On the strength of the material, it’s not surprising to find that three of the songs on Natural also appear on Stargazer. The most striking difference between the two comes through on “Kaleidoscope,” previously an upbeat rocker, but now transformed into a gentle lullaby featuring duelling ukuleles, upright bass and sweet harmonies. Likewise, “Mr Blue Sky,” a rare cover of a song by one of his original heroes, Jeff Lynne, takes a tender approach that brings out the song’s wistful reflection. “Noise,” a duet with Dar Williams, sounds like vintage Simon and Garfunkel, complete with its gentle harmonies and serendipitous refrains. However, no song sums up Jesse’s idea of peace and serenity better than “I Was an Island,” which finds him joined by Kim Richey. Written on Inisheer Island (one of the remote Aran Islands located off the coast of Ireland), the song conveys a clear sense of solitude, a quiet respite from the chaos and cacophony of the modern world.
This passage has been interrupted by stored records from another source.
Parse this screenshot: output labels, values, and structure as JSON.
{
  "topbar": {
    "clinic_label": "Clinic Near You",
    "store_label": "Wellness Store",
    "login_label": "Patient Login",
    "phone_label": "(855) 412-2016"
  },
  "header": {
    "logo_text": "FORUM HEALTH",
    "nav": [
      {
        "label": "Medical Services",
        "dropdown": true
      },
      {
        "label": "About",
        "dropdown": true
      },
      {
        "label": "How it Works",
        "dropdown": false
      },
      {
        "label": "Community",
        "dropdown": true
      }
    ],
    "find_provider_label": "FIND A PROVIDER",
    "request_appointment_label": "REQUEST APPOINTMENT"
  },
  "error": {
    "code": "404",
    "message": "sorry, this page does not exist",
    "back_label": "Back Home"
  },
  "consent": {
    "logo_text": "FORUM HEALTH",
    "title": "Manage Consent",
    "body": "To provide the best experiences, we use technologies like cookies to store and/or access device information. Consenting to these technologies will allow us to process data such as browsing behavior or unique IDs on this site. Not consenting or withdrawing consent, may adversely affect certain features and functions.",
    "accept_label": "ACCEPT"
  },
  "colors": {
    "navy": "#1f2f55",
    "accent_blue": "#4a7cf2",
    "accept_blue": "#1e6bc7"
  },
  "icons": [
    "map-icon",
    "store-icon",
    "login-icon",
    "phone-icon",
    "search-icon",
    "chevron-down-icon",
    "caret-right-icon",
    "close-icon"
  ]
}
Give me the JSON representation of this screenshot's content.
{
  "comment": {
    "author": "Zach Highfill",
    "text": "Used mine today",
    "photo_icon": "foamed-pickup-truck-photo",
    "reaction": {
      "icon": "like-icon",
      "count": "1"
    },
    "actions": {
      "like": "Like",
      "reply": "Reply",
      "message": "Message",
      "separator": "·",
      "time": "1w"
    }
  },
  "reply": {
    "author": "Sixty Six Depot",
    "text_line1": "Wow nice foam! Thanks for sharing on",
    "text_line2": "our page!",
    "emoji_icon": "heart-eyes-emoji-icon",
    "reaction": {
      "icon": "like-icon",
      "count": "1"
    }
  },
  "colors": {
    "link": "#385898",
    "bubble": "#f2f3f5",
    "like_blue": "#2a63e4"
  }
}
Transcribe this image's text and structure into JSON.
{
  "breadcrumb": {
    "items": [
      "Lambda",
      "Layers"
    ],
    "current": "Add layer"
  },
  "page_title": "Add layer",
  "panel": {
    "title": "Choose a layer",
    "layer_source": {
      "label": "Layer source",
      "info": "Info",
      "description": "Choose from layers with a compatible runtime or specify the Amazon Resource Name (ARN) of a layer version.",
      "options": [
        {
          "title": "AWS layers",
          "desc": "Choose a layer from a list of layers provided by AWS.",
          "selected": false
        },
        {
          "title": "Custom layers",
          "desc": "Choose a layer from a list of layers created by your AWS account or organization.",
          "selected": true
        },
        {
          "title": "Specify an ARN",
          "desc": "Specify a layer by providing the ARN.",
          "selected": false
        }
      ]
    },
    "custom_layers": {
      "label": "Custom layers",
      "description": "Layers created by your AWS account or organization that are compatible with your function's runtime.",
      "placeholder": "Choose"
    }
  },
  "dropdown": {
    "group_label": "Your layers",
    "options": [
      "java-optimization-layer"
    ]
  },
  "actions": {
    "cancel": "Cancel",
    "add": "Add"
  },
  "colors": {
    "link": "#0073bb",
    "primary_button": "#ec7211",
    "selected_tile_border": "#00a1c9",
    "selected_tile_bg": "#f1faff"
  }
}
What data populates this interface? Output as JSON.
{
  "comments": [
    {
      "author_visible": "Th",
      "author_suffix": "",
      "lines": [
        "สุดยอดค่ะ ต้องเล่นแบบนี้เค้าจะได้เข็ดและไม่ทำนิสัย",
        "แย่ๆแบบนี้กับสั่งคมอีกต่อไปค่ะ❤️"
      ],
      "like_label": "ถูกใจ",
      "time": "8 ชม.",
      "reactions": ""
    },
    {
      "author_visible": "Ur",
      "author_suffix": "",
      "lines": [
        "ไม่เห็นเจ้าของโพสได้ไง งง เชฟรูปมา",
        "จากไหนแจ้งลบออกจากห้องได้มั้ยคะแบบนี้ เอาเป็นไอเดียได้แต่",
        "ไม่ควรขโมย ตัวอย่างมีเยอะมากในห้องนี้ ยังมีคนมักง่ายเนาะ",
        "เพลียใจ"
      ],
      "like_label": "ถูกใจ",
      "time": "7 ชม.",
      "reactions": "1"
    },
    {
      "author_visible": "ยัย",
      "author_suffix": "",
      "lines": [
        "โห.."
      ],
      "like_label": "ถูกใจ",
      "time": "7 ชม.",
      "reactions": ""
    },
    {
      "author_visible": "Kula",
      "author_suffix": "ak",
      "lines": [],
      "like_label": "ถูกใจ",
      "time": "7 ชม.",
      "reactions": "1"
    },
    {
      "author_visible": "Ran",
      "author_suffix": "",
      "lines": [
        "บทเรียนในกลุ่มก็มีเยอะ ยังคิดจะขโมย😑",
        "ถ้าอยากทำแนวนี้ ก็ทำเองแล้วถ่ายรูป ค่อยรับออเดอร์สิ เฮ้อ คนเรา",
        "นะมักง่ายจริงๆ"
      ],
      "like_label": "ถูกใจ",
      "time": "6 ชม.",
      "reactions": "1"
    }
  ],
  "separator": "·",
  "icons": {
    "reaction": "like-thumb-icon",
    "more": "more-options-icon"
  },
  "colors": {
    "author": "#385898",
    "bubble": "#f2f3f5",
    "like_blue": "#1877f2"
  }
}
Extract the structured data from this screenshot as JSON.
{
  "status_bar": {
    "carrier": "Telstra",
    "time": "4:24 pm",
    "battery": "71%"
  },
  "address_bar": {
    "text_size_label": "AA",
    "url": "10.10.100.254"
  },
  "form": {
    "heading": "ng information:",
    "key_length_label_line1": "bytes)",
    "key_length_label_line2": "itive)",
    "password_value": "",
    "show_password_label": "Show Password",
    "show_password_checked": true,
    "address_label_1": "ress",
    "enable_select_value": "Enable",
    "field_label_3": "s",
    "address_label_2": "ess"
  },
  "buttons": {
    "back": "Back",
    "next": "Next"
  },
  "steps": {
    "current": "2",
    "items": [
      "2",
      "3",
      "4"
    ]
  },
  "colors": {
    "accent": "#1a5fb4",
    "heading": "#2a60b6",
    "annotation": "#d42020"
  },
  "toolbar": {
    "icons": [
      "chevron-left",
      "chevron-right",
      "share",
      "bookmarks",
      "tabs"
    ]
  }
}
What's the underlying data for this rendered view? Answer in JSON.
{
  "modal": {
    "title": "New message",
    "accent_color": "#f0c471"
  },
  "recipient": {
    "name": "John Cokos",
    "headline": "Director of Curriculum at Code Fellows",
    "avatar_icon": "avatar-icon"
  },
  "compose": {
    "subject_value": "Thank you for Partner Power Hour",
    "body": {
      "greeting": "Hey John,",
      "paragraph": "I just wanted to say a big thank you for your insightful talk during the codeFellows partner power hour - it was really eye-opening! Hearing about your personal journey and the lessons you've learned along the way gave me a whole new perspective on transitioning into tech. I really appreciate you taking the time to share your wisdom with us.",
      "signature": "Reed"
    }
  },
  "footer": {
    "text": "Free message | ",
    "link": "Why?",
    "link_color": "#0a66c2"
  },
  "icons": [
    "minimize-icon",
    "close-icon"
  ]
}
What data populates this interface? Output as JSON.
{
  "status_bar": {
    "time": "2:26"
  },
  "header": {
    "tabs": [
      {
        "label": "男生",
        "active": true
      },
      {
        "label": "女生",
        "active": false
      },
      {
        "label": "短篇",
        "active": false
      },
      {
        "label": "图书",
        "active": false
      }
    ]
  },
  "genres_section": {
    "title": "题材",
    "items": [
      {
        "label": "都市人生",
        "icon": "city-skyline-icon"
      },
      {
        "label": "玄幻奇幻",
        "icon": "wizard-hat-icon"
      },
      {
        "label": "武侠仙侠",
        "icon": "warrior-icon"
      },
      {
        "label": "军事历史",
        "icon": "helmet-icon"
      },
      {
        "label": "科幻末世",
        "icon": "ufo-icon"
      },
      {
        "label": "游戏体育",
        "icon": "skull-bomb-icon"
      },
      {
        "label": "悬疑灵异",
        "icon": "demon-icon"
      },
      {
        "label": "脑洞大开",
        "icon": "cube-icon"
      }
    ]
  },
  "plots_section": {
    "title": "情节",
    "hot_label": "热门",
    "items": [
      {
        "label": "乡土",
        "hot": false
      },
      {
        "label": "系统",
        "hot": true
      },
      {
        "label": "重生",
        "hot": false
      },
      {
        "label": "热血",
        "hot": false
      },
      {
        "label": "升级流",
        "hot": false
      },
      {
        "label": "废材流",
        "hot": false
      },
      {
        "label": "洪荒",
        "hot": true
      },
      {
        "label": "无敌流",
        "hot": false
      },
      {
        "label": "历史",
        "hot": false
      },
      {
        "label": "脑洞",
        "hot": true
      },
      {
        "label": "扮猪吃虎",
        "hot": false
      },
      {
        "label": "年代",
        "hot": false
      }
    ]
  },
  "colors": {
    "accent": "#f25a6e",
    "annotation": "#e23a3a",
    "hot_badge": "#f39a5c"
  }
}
Since the start, Jesse has found time to reflect and reminisce. By contrast, his early life was turbulent. “I’m only happy now because I know how difficult life can be,” he maintains. “I am so grateful, because even though I’ve travelled down some painful roads, I’ve met many more people that have had it a lot worse. I now realize that happiness is a choice, a daily choice in fact. It’s about creating your own place in the world and your own path that no one can steal or deny. Music and songwriting helped illuminate that path for me.”


Still, that path wasn’t so clear early on. Growing up, he spent time in reform schools and in shelters as a runaway. After ending up in the hospital at the age of 18 following an overdose of illicit substances, he woke up to the fact that his life would have to change. “Music didn’t completely overtake me until I started writing my own songs around age nineteen,” he recalls. Motivated by his parents’ love of music, he found a new depth of devotion and discipline. Learning to play on his mother’s guitar and laying down vocals to his father’s instrumental accompaniment at his dad’s home studio, he found his initial inspiration in the Beatles, Roy Orbison, Bruce Springsteen, Brian Wilson and the remarkable singer/songwriters of the ‘70s -- James Taylor, Joni Mitchell, Jackson Browne, CSNY, and Paul Simon, among them.


He pauses to consider his good fortune. “The tapestry of my life is woven through human connection, healing and unity. This is what music has allowed me to experience.”